The Cornyn campaign on Thursday released a letter from Alameel's lawyer and the campaign's response, despite a statement in the letter from Alameel’s lawyer describing it as “a confidential legal communication” that is not for publication.
In a letter dated Saturday, Martin Singer, Alameel’s lawyer, accused Shell and Cornyn’s campaign of “deliberately distorting the truth” by not mentioning in the email that "a jury found the claims alleged in the women’s lawsuit to be wholly without merit and that a judgment was rendered in favor of all the defendants, including my client.”
Leaving out those details, Singer argued, renders the statements in the email “untrue and defamatory, thereby exposing you, Texans for Senator John Cornyn and all those involved in the publication of the Statements to liability for my client’s substantial damages.”
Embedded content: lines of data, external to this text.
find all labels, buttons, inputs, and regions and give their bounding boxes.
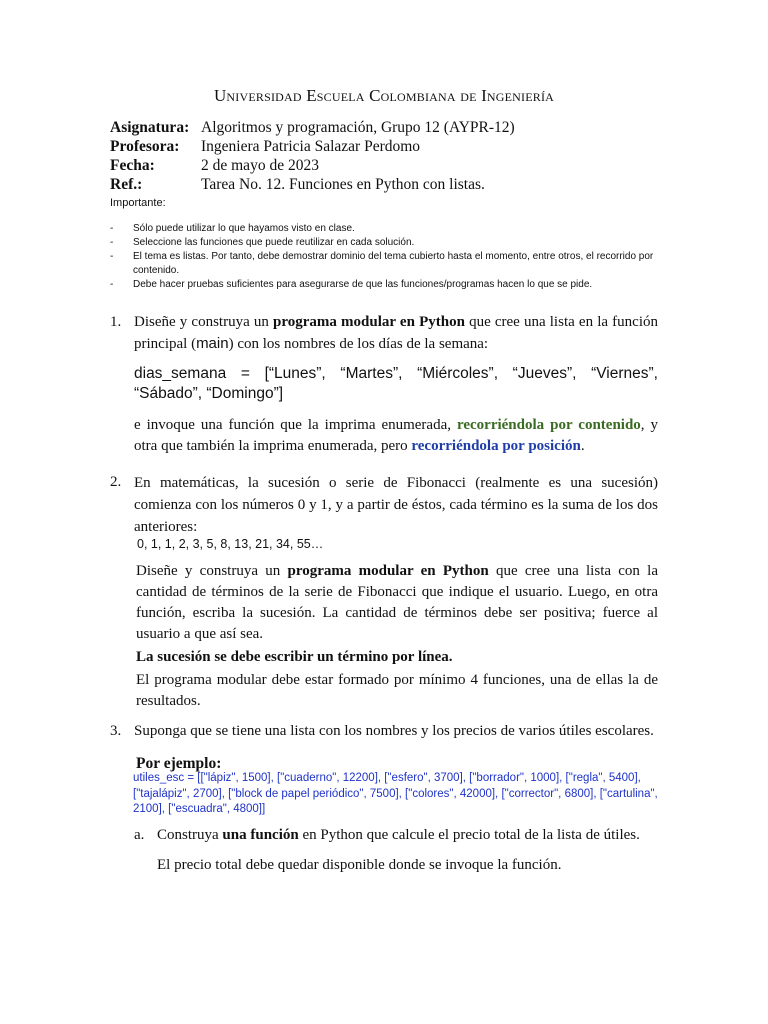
weekdays-code: dias_semana = [“Lunes”, “Martes”, “Miércoles”, “Jueves”, “Viernes”, “Sábado”, “Domingo”] (134, 365, 658, 402)
meta-row-subject (110, 118, 515, 137)
question-1-instructions: e invoque una función que la imprima enumerada, recorriéndola por contenido, y otra que también la imprima enumerada, pero recorriéndola por posición. (134, 417, 659, 454)
meta-row-date (110, 156, 515, 175)
course-info (110, 118, 515, 194)
meta-key: Profesora: (110, 138, 180, 155)
question-3-intro: Suponga que se tiene una lista con los nombres y los precios de varios útiles escolares. (134, 723, 654, 739)
question-3a-text: Construya una función en Python que calcule el precio total de la lista de útiles. (157, 827, 640, 843)
important-list (110, 222, 670, 292)
meta-value: Tarea No. 12. Funciones en Python con listas. (201, 176, 485, 193)
list-item: - El tema es listas. Por tanto, debe demostrar dominio del tema cubierto hasta el momento, entre otros, el recorrido por contenido. (110, 251, 654, 276)
list-item: - Sólo puede utilizar lo que hayamos visto en clase. (110, 223, 355, 234)
meta-row-professor (110, 137, 515, 156)
question-number: 1. (110, 314, 122, 330)
meta-value: Algoritmos y programación, Grupo 12 (AYPR-12) (201, 119, 515, 136)
meta-value: 2 de mayo de 2023 (201, 157, 319, 174)
example-label: Por ejemplo: (136, 755, 222, 772)
list-item: - Seleccione las funciones que puede reutilizar en cada solución. (110, 237, 415, 248)
important-label: Importante: (110, 197, 166, 209)
question-2-modular-note: El programa modular debe estar formado por mínimo 4 funciones, una de ellas la de resultados. (136, 672, 658, 709)
question-2-bold-note: La sucesión se debe escribir un término por línea. (136, 649, 453, 665)
meta-key: Ref.: (110, 176, 143, 193)
question-1-intro: Diseñe y construya un programa modular en Python que cree una lista en la función principal (main) con los nombres de los días de la semana: (134, 314, 658, 352)
question-2-intro: En matemáticas, la sucesión o serie de Fibonacci (realmente es una sucesión) comienza con los números 0 y 1, y a partir de éstos, cada término es la suma de los dos anteriores: (134, 475, 658, 535)
fibonacci-sequence: 0, 1, 1, 2, 3, 5, 8, 13, 21, 34, 55… (137, 537, 324, 551)
university-title: Universidad Escuela Colombiana de Ingeniería (213, 86, 555, 105)
question-number: 2. (110, 474, 122, 490)
question-3a-note: El precio total debe quedar disponible donde se invoque la función. (157, 857, 562, 873)
utiles-code: utiles_esc = [["lápiz", 1500], ["cuaderno", 12200], ["esfero", 3700], ["borrador", 1000], ["regla", 5400], ["tajalápiz", 2700], ["block de papel periódico", 7500], ["colores", 42000], ["corrector", 6800], ["cartulina", 2100], ["escuadra", 4800]] (133, 772, 658, 815)
list-item: - Debe hacer pruebas suficientes para asegurarse de que las funciones/programas hacen lo que se pide. (110, 279, 593, 290)
meta-key: Asignatura: (110, 119, 190, 136)
meta-row-ref (110, 175, 515, 194)
question-2-instructions: Diseñe y construya un programa modular en Python que cree una lista con la cantidad de términos de la serie de Fibonacci que indique el usuario. Luego, en otra función, escriba la sucesión. La cantidad de términos debe ser positiva; fuerce al usuario a que así sea. (136, 563, 659, 642)
meta-value: Ingeniera Patricia Salazar Perdomo (201, 138, 421, 155)
meta-key: Fecha: (110, 157, 155, 174)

Singer goes on to demand that the Cornyn campaign issue a “retraction and correction” of its original email and refrain from publishing similar statements in the future.
“Absent resolution of this matter to my client’s satisfaction, you will be exposed to substantial liability,” Singer writes.
Alameel learned about the Cornyn campaign's email from a Texas Tribune reporter seeking a comment on it from the Alameel campaign, according to the letter.
On Thursday, Sean Cairncross, a lawyer for Cornyn’s campaign, responded in a letter dismissing Alameel’s concerns.
“You do not dispute these statements; in fact, your letter appears to concede that they are literally or substantially true,” Cairncross wrote. “Instead, you claim that an opinion concerning those facts constitutes defamation.”
Alameel’s campaign did not immediately respond to a request for comment. Alameel secured the Democratic Party’s nomination for U.S. Senate on Tuesday, in a runoff.